Yang selalu saya sampaikan pada klien, bila sedang mengalami masalah, ia perlu mencari ke dalam diri, khususnya ke pikiran bawah sadarnya. Pengalaman dan temuan saya di ruang praktik memvalidasi hipotesis saya, bahwa kondisi yang dialami seseorang, baik atau buruk, untung atau rugi, sukses atau gagal, atau masalah berulang, sangat besar kemungkinan ada akar masalah di pikiran bawah sadarnya.
Seringkali, karena ketidaktahuan, ketidakpedulian, atau bila mau jujur kebodohan kita, masalah demi masalah yang kita alami, yang sejatinya berisi pesan atau pembelajaran penting untuk kebaikan kita, terabaikan karena kita berusaha memaksakan kebenaran versi kita.
Mereka yang semula berharap, lebih tepatnya memaksa, Tuhan memberi keadilan dan tidak beroleh keadilan seperti yang mereka inginkan, akhirnya mengganti kalimat Gusti Mboten Sare dengan Gusti Mboten Sae atau Tuhan tidak baik. Menurut mereka, Tuhan tidak baik karena telah berlaku tidak adil dengan tidak memberi mereka keadilan versi mereka.

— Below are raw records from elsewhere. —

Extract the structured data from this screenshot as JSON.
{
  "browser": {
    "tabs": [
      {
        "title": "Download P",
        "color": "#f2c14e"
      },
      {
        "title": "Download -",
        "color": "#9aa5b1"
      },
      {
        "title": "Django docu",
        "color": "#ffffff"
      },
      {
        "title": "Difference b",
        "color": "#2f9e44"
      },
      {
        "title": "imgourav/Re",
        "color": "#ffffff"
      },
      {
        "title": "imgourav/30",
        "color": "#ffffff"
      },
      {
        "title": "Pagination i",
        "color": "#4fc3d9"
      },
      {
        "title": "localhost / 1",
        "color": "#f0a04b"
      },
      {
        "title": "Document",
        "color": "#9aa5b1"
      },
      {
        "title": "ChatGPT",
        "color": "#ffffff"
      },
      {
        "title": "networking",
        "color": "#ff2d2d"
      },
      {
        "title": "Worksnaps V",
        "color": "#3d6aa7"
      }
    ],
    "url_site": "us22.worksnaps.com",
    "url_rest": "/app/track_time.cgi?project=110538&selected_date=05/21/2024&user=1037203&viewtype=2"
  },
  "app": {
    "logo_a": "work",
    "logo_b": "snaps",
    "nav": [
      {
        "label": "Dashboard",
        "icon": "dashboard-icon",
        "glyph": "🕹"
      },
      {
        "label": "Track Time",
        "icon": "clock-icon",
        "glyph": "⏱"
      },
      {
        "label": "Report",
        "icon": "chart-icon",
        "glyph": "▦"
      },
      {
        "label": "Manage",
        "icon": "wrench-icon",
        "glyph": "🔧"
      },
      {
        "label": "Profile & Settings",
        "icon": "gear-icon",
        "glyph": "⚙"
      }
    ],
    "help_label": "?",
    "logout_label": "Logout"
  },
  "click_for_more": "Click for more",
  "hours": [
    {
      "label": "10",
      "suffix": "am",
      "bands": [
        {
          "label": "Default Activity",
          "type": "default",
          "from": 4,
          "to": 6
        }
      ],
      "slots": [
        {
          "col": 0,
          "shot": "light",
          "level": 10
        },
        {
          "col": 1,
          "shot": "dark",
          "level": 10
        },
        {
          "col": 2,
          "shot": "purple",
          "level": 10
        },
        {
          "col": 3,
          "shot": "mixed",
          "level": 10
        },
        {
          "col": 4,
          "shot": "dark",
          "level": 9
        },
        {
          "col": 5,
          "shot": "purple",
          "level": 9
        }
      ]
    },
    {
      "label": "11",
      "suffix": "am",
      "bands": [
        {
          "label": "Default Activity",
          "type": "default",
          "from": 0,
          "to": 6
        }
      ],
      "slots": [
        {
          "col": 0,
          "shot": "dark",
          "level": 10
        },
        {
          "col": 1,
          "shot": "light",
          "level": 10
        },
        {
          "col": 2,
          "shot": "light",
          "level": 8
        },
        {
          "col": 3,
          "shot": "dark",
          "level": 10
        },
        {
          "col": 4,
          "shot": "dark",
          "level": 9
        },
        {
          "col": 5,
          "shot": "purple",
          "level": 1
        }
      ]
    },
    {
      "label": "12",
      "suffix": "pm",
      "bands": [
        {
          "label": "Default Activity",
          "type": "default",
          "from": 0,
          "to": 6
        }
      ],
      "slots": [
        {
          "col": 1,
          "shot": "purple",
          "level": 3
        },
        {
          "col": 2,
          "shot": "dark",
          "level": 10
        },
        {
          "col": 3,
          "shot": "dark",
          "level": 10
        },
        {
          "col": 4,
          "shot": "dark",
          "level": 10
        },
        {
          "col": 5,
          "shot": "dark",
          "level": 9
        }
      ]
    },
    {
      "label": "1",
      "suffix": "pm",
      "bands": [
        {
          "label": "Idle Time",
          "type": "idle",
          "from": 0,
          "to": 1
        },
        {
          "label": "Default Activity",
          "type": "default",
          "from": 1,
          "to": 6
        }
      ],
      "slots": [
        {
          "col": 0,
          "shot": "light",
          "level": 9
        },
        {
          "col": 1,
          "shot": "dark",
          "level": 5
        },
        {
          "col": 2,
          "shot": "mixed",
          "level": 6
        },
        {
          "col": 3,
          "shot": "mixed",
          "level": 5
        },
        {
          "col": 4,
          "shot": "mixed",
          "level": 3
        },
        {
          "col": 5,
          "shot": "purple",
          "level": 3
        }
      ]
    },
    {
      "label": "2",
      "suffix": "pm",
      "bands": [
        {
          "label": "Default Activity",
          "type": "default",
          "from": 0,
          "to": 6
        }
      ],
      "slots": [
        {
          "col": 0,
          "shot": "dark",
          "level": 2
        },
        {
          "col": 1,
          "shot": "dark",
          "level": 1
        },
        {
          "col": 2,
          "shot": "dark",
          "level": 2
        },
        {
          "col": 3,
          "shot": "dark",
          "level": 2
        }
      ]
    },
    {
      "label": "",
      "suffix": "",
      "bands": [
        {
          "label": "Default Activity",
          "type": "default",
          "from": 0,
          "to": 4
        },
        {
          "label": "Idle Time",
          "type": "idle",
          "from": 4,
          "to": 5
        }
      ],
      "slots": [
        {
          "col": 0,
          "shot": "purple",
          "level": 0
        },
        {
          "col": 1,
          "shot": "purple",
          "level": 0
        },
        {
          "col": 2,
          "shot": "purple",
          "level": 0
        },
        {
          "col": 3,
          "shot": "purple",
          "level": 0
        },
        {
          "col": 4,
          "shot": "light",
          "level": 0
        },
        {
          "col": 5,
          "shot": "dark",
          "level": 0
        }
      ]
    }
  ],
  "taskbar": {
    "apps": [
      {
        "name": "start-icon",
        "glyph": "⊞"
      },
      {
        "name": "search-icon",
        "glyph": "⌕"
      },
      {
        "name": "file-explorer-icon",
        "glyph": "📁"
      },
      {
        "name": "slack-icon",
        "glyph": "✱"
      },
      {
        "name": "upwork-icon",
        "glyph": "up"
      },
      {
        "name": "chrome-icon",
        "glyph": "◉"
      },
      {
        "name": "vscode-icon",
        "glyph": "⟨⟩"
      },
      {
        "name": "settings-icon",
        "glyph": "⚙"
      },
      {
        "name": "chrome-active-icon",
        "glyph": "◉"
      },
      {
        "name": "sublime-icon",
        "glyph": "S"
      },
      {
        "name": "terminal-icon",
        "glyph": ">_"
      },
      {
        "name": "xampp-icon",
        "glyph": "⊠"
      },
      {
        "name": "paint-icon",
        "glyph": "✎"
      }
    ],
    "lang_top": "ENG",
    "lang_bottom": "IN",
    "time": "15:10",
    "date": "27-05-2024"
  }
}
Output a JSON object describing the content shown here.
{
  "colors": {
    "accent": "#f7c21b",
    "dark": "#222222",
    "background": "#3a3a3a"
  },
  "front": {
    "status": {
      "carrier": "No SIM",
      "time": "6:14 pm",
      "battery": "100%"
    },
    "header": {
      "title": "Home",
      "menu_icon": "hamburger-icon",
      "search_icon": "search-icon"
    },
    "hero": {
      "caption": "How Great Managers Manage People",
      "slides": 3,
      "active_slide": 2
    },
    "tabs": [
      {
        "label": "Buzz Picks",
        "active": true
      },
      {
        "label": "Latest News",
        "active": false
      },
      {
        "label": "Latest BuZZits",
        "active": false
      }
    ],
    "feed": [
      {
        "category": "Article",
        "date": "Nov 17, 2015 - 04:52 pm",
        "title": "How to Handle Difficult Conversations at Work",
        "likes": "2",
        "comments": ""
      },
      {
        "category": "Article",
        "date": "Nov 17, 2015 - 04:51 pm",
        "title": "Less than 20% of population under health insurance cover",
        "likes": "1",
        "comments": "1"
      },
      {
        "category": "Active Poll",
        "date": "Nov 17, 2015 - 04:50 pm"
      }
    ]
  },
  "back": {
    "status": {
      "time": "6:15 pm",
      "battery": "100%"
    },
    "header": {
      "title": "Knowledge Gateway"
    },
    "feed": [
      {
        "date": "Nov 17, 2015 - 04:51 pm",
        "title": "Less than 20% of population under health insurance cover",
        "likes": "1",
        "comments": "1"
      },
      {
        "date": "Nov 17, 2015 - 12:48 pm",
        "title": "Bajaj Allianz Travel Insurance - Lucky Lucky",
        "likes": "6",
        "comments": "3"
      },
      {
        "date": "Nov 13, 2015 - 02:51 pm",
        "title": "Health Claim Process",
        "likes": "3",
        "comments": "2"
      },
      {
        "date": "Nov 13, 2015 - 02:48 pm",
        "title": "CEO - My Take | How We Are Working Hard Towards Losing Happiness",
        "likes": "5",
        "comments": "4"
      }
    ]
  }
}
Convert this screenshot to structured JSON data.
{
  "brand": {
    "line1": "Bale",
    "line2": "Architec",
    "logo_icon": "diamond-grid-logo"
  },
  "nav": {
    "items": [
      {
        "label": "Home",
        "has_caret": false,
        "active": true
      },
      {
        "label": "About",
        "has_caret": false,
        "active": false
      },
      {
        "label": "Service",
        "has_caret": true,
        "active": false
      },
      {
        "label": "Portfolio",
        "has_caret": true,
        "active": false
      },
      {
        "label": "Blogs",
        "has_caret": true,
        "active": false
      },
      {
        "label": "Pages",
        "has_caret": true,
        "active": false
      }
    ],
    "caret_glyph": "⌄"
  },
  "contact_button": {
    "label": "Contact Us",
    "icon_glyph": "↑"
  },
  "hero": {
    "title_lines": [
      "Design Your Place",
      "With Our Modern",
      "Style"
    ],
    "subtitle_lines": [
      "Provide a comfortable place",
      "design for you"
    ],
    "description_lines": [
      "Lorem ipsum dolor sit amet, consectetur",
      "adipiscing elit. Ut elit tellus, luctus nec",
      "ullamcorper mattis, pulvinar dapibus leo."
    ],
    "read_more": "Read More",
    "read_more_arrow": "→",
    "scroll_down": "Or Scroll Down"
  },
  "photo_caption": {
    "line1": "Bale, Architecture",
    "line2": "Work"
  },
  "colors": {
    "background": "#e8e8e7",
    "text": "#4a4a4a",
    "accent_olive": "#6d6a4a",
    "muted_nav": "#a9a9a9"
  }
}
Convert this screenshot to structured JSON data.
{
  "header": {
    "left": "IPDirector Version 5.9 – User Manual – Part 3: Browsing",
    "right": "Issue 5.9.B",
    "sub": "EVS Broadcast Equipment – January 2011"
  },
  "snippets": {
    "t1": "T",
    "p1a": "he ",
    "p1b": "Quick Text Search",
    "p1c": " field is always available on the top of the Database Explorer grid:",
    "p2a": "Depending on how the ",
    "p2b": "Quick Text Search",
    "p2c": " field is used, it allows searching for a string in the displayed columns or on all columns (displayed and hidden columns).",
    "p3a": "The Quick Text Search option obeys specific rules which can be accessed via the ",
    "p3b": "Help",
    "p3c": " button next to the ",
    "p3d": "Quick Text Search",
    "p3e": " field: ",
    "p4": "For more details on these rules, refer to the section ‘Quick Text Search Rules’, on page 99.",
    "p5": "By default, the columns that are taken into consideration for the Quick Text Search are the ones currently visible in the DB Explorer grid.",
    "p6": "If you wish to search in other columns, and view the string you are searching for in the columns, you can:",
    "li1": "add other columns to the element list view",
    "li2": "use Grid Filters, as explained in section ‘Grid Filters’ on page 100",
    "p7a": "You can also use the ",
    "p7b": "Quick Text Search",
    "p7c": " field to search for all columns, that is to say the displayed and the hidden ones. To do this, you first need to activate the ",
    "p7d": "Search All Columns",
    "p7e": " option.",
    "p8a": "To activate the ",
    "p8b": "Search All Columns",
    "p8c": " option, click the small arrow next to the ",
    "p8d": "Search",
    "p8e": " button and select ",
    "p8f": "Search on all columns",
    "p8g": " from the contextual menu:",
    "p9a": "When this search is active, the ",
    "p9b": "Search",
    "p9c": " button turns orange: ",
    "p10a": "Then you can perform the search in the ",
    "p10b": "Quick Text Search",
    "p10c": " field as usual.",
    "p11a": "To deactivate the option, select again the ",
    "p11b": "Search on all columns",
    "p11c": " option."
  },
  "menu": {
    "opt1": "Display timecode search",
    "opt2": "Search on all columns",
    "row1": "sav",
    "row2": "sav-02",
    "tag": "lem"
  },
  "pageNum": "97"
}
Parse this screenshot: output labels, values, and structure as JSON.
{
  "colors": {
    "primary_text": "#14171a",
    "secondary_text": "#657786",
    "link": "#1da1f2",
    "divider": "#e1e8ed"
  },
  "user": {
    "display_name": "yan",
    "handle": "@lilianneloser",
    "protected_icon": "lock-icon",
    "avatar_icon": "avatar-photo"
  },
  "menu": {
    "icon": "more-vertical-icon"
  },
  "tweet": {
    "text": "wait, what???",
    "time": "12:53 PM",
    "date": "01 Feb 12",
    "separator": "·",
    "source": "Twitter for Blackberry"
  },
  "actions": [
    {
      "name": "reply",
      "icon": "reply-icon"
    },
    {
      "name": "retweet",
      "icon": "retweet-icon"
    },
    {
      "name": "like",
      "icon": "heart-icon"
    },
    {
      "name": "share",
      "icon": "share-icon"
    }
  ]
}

Di sisi lain, kalimat Gusti Mboten Sare juga sering digunakan untuk memotivasi dan menguatkan diri, bahwa apapun kebaikan yang dilakukan atau diperbuat, hal positif, baik, bermanfaat, tidak butuh persetujuan atau pujian dari orang lain, tidak butuh balasan apapun dari siapapun.
Bila kita yakin dan percaya Gusti Mboten Sare, tentu kita sangat hati-hati dalam berpikir, berucap, dan bertindak. Bukankah semuanya pasti tercatat dan kita pasti mendapat hasil atau balasan, baik atau buruk. Sesuai dengan benih yang ditabur, demikian pulalah buah yang dituai. Pas, tidak lebih, tidak kurang.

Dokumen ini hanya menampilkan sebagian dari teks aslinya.